Ucraina: Grynevych (Caritas), “anche vescovi di Kiev e Kharkiv distribuiscono cibo e aiuti”. Si cercano luoghi sicuri per donne e bambini e magazzini

(Foto ANSA/SIR)

“A Kiev e Kharkiv anche i vescovi fanno i volontari e distribuiscono cibo alla popolazione: proseguiamo tutte le attività lavorando dai rifugi anti-aerei e cercando luoghi sicuri, nonostante a Kharkiv anche la curia e gli uffici della Caritas siano dati distrutti da un razzo”. Lo racconta da Kiev padre Vyacheslav Grynevych, direttore di Caritas-Spes Ucraina, intervenuto ad un webinar organizzato oggi da Caritas italiana, con i rappresentati delle Caritas diocesane.

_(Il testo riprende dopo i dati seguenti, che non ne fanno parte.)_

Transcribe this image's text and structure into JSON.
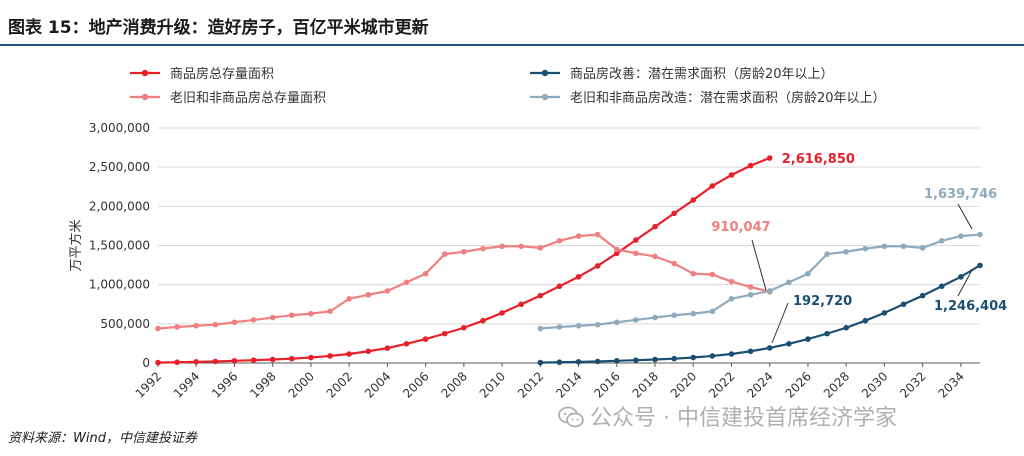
{
  "header": {
    "title": "图表 15：地产消费升级：造好房子，百亿平米城市更新"
  },
  "source": "资料来源：Wind，中信建投证券",
  "watermark": {
    "icon": "wechat-icon",
    "text": "公众号 · 中信建投首席经济学家"
  },
  "colors": {
    "red": "#e8202a",
    "pink": "#f08080",
    "navy": "#1b4f72",
    "gray": "#8fa9bd",
    "title_rule": "#1f4e79"
  },
  "chart_data": {
    "type": "line",
    "ylabel": "万平方米",
    "ylim": [
      0,
      3000000
    ],
    "yticks": [
      0,
      500000,
      1000000,
      1500000,
      2000000,
      2500000,
      3000000
    ],
    "ytick_labels": [
      "0",
      "500,000",
      "1,000,000",
      "1,500,000",
      "2,000,000",
      "2,500,000",
      "3,000,000"
    ],
    "xlim": [
      1992,
      2035
    ],
    "xticks": [
      "1992",
      "1994",
      "1996",
      "1998",
      "2000",
      "2002",
      "2004",
      "2006",
      "2008",
      "2010",
      "2012",
      "2014",
      "2016",
      "2018",
      "2020",
      "2022",
      "2024",
      "2026",
      "2028",
      "2030",
      "2032",
      "2034"
    ],
    "grid": "horizontal",
    "legend_position": "top",
    "series": [
      {
        "name": "商品房总存量面积",
        "color": "#e8202a",
        "x": [
          1992,
          1993,
          1994,
          1995,
          1996,
          1997,
          1998,
          1999,
          2000,
          2001,
          2002,
          2003,
          2004,
          2005,
          2006,
          2007,
          2008,
          2009,
          2010,
          2011,
          2012,
          2013,
          2014,
          2015,
          2016,
          2017,
          2018,
          2019,
          2020,
          2021,
          2022,
          2023,
          2024
        ],
        "y": [
          5000,
          10000,
          15000,
          20000,
          28000,
          36000,
          45000,
          55000,
          70000,
          90000,
          115000,
          150000,
          190000,
          245000,
          305000,
          375000,
          450000,
          540000,
          640000,
          750000,
          860000,
          980000,
          1100000,
          1240000,
          1400000,
          1570000,
          1740000,
          1910000,
          2080000,
          2260000,
          2400000,
          2520000,
          2616850
        ]
      },
      {
        "name": "老旧和非商品房总存量面积",
        "color": "#f08080",
        "x": [
          1992,
          1993,
          1994,
          1995,
          1996,
          1997,
          1998,
          1999,
          2000,
          2001,
          2002,
          2003,
          2004,
          2005,
          2006,
          2007,
          2008,
          2009,
          2010,
          2011,
          2012,
          2013,
          2014,
          2015,
          2016,
          2017,
          2018,
          2019,
          2020,
          2021,
          2022,
          2023,
          2024
        ],
        "y": [
          440000,
          460000,
          475000,
          490000,
          520000,
          550000,
          580000,
          610000,
          630000,
          660000,
          820000,
          870000,
          920000,
          1030000,
          1140000,
          1390000,
          1420000,
          1460000,
          1490000,
          1490000,
          1470000,
          1560000,
          1620000,
          1640000,
          1450000,
          1400000,
          1360000,
          1270000,
          1140000,
          1130000,
          1040000,
          970000,
          910047
        ]
      },
      {
        "name": "商品房改善：潜在需求面积（房龄20年以上）",
        "color": "#1b4f72",
        "x": [
          2012,
          2013,
          2014,
          2015,
          2016,
          2017,
          2018,
          2019,
          2020,
          2021,
          2022,
          2023,
          2024,
          2025,
          2026,
          2027,
          2028,
          2029,
          2030,
          2031,
          2032,
          2033,
          2034,
          2035
        ],
        "y": [
          5000,
          10000,
          15000,
          20000,
          28000,
          36000,
          45000,
          55000,
          70000,
          90000,
          115000,
          150000,
          192720,
          245000,
          305000,
          375000,
          450000,
          540000,
          640000,
          750000,
          860000,
          980000,
          1100000,
          1246404
        ]
      },
      {
        "name": "老旧和非商品房改造：潜在需求面积（房龄20年以上）",
        "color": "#8fa9bd",
        "x": [
          2012,
          2013,
          2014,
          2015,
          2016,
          2017,
          2018,
          2019,
          2020,
          2021,
          2022,
          2023,
          2024,
          2025,
          2026,
          2027,
          2028,
          2029,
          2030,
          2031,
          2032,
          2033,
          2034,
          2035
        ],
        "y": [
          440000,
          460000,
          475000,
          490000,
          520000,
          550000,
          580000,
          610000,
          630000,
          660000,
          820000,
          870000,
          920000,
          1030000,
          1140000,
          1390000,
          1420000,
          1460000,
          1490000,
          1490000,
          1470000,
          1560000,
          1620000,
          1639746
        ]
      }
    ],
    "annotations": [
      {
        "text": "2,616,850",
        "series": 0,
        "x": 2024,
        "y": 2616850,
        "color": "#e8202a"
      },
      {
        "text": "910,047",
        "series": 1,
        "x": 2024,
        "y": 910047,
        "color": "#f08080"
      },
      {
        "text": "192,720",
        "series": 2,
        "x": 2024,
        "y": 192720,
        "color": "#1b4f72"
      },
      {
        "text": "1,246,404",
        "series": 2,
        "x": 2035,
        "y": 1246404,
        "color": "#1b4f72"
      },
      {
        "text": "1,639,746",
        "series": 3,
        "x": 2035,
        "y": 1639746,
        "color": "#8fa9bd"
      }
    ]
  }
}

Lo stesso padre Grynevych, direttore di una delle due Caritas in Ucraina che fanno capo alla Chiesa greco-cattolica e di rito latino, ha detto che nella comunità religiosa dove vive a Kiev stanno accogliendo 37 bambini con le madri e supportano altre 2.000 donne e bambini. “Abbiamo parlato con ufficiali ucraini per cercare di portare i bambini in posti sicuri attraverso canali umanitari ma ci sono ancora tanti rischi”, spiega.  Proprio oggi l’Onu ha annunciato che 12  milioni di ucraini avranno bisogno di protezione umanitaria e già sono 1 milione le persone fuggite dal Paese: si prevede che si arriverà a 4 milioni di persone. “Al momento stiamo facendo una mappa dei bisogni in ogni regione e ci stiamo preparando all’arrivo degli aiuti, con magazzini in 5 città. Abbiamo anche aperto un ufficio di emergenza con tre operatori e un magazzino di stoccaggio a Varsavia – informa il direttore di Caritas Spes -. Alla frontiera distribuiamo pasti caldi a 2.000 persone e forniamo accoglienza e alloggi per 600 persone”. A Kiev e in molte città colpite dai bombardamenti “i negozi sono chiusi o vuoti – prosegue – le infrastrutture sono state danneggiate. Colpiti anche ospedali e un centro perinatale”. Caritas Spes-Ucraina attiverà oggi anche un call center con una una linea telefonica dedicata per rispondere alla richieste di tante persone disperate che chiedono aiuto. Entrambe le Caritas ucraine si raccomandano di inviare denaro per acquistare in loco o nei Paesi limitrofi beni alimentari e non.